This Calling It A Day For Christians

Brad Schmidt CityChurch TFort Lauderdale

This Calling It A Day For Christians

This Calling for TGIF. Everybody’s working for the weekend. If you really loved what you do, it won’t feel like work.

Ever hear these words or utter them yourself? Is there anything wrong with them? 

A very common cultural view of work is that our work is really a means to end.  The modern view is that you work to make enough money so you don’t have to work. It echoes a common religious view of work, which says that you work to make enough money so you can give it to the church. For the Christian, in theological terms, this begins the concept of work not where the Bible begins it. As we looked at last month in this series, the Bible presents us with a four-chapter gospel narrative: Creation, Fall, Redemption, New Creation. If the Bible gave us work at the Fall, then yes… work is a means to end, a necessary evil. But God gives human beings work at Creation. This means our work has a deeper significance. As Dorothy Sayers wrote,  “Work should be thought of as a creative activity undertaken for the love of the work itself; and that people, made in God’s image, should make things, as God makes them, for the sake of doing well a thing that is well worth doing.”

If we take into account the doctrine of Creation, what are the implications for our work?

 

The Calling of Holiness in Work

Some speak of a sacred/secular divide. The idea is that what the clergy does on a Sunday morning or what the missionary does overseas is “kingdom ministry” and what the woodworker does on Monday morning is secular work. The Bible, however, is ripe with resources to remind the woodworker that what she does throughout the week, by making a great table and selling it a fair price, is a perfect fit for God’s definition of “holy work.”

The resource she would have to draw on for this is seen in the Hebrew word avodah. This one, singular, Hebrew word has been used by the people of God since the very beginning to describe work (Genesis 2:15), worship (Exodus 8:1) and service (Joshua 24:15). 

What we divide, God created to be seamlessly integrated. Your work is your ministry. It’s also a primary way you worship God. Craftsmanship is to be done in service to others. It’s all one. Avodah. This is how God made the world!

I can’t tell you how many times as a pastor I’ve heard people say, “I’m thinking of leaving my job and going into the ministry.” What if we envisioned a South Florida together where the people of God saw their everyday jobs as ministry?

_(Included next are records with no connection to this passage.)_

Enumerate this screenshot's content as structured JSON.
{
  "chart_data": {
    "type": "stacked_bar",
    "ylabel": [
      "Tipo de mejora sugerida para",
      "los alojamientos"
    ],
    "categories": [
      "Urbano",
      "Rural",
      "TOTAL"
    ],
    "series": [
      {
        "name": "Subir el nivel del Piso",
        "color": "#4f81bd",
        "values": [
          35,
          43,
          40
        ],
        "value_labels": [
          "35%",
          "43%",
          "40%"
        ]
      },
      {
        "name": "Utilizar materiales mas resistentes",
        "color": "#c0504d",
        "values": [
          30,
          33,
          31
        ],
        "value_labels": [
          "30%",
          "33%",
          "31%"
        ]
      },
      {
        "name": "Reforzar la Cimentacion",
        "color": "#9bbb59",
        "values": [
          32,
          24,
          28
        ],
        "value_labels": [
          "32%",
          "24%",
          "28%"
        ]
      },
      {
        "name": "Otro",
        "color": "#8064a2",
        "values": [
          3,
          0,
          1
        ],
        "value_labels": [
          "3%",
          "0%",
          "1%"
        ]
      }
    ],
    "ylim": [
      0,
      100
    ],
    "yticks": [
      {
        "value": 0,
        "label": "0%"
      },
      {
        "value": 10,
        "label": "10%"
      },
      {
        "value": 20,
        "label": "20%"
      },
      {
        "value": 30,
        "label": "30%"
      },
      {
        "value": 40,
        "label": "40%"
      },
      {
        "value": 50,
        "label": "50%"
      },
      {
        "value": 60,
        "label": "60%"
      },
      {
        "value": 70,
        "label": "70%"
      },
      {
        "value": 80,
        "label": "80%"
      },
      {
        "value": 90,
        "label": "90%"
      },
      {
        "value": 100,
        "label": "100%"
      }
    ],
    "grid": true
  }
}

And what if the pastors of South Florida saw their ministry as equipping people to view and utilize their everyday jobs as just that…ministry?

 

The Calling of Benefit Within Work

This calling for a carpenterNot only is work holy, but it’s also one of the main ways God intends for communities to flourish. Part of the job of every worker is to uncover the ways in which their work connects to the common good.

The resource we have for this is the biblical metaphor for work as gardening in the Bible (found in Genesis 2). Think of what the gardener does. The gardener takes the soil, the seed, the water and reorganizes it for the flourishing of others. In the book, Every Good Endeavor, author Tim Keller gives a helpful definition of work based on this biblical metaphor. He says, “Work is taking the raw material of creation and developing it for the sake of others.”
Musicians for instance, he says, take the raw material of sounds and notes and rearranges them in such a way that it brings the meaning of art into our lives. The lawyer then takes the raw material of research, facts, and eyewitness testimonies and rearranges them in such a way that it provides justice for the client.
You can’t just have the facts or the testimonies…they have to be gardened!
 

Lester Dekoster in his book, Work: The Meaning of Your Life, invites us to imagine that everyone quits working… right now! He then asks us to consider what happens next, and then gives us a picture:

“What happens? Civilized life quickly melts away. Food vanishes from the shelves, gas dries up at the pumps, streets are no longer patrolled, and fires burn themselves out. Communication and transportation services end, utilities go dead. Those who survive at all are soon huddled around campfires, sleeping in caves, clothed in raw animal hides. The difference between [a wilderness] and culture is simply, work.” 

Next month we’ll talk about the next chapter in the biblical narrative, The Fall, and work through how sin, misplaced identity and the reality of a broken world all factor into how a Christian should be thinking about the work they do. In the meantime, may each of us find great comfort in the work God has called us to do, knowing our work is both a holy calling and one of the main ways God uses us to benefit the world around us.

 

Brad Schmidt is the Lead Pastor of CityChurch Fort Lauderdale and a City Network Leader for Made to Flourish – a collection of pastors committed to integrating faith, work and economic wisdom within their congregations.